You may not live here. In fact, you probably don’t live here. I have very few readers in my home country, compared to other countries. That is why you are important. It was people from other countries that provided the pressure, externally, through sanctions, that helped end Apartheid.
You can help end this before it becomes something more.
I beg you to repost this to your own blogs and media platforms, and to either copy and paste the letter below or draft your own, and send it on to the newspapers in my country, so that our leaders know that they are being watched. Not just by South Africans, but by the world.
I implore you.
Dear President Jacob Zuma,
Firstly, I would like to congratulate you and your countrymen on hosting an incredibly successful World Cup. When the world’s eyes were upon you, you rose to the challenge.
Unfortunately, my attention has recently been bought to the detention of a reporter named Mzilikazi wa Afrika. I have several questions for you in this regard.
Why were 6 police vehicles required to arrest one journalist?
Why were photographers prevented from taking pictures, by police?
Why was he arrested for a story that was never published?
Why was he not allowed to see a lawyer?
Why did you only begin to question him at 2:30am in the morning?
Does this not remind you of the actions of the Apartheid government?
I sincerely urge you to look into this matter and to provide answers at the earliest possible opportunity. Because, as they were during Apartheid, as they were during the World Cup, and as they are now:
The eyes of the world are upon you.
(Country Of Origin)



  1. Emm, it seems RSA has still some way to go.

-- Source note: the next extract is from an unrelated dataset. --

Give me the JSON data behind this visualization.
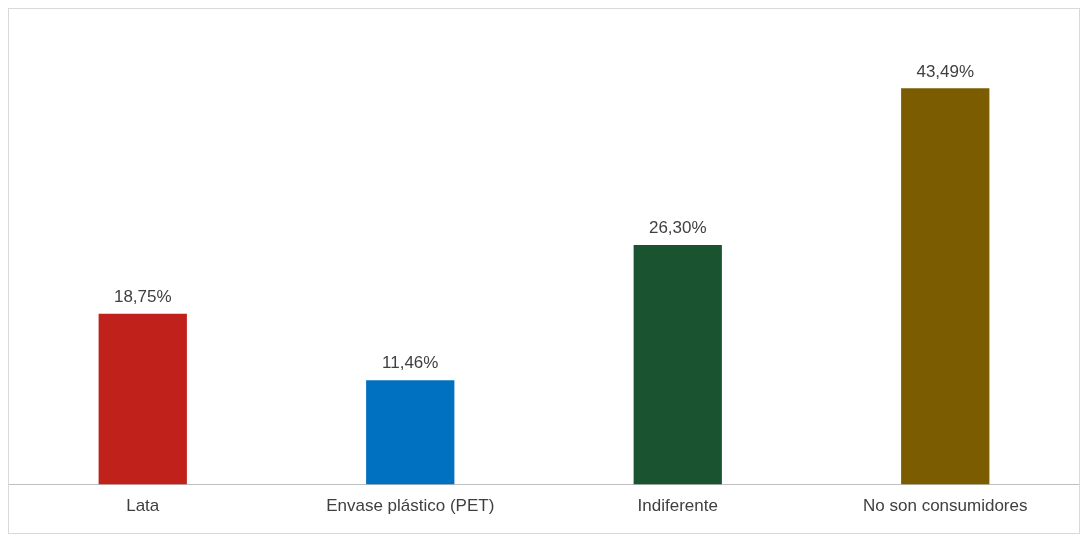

    In a way it reminds me of the country I live in, where journalists either tow the party line or cease to be journalists.

    Not quite the same as the RSA but press freedom in Thailand is very much under government control.

  2. Hi Mike! The thing is that there was greater freedom in the past 15 years and things like this were firmly in the past. Slowly but surely though the president is beginning to prove himself and reverse some of this.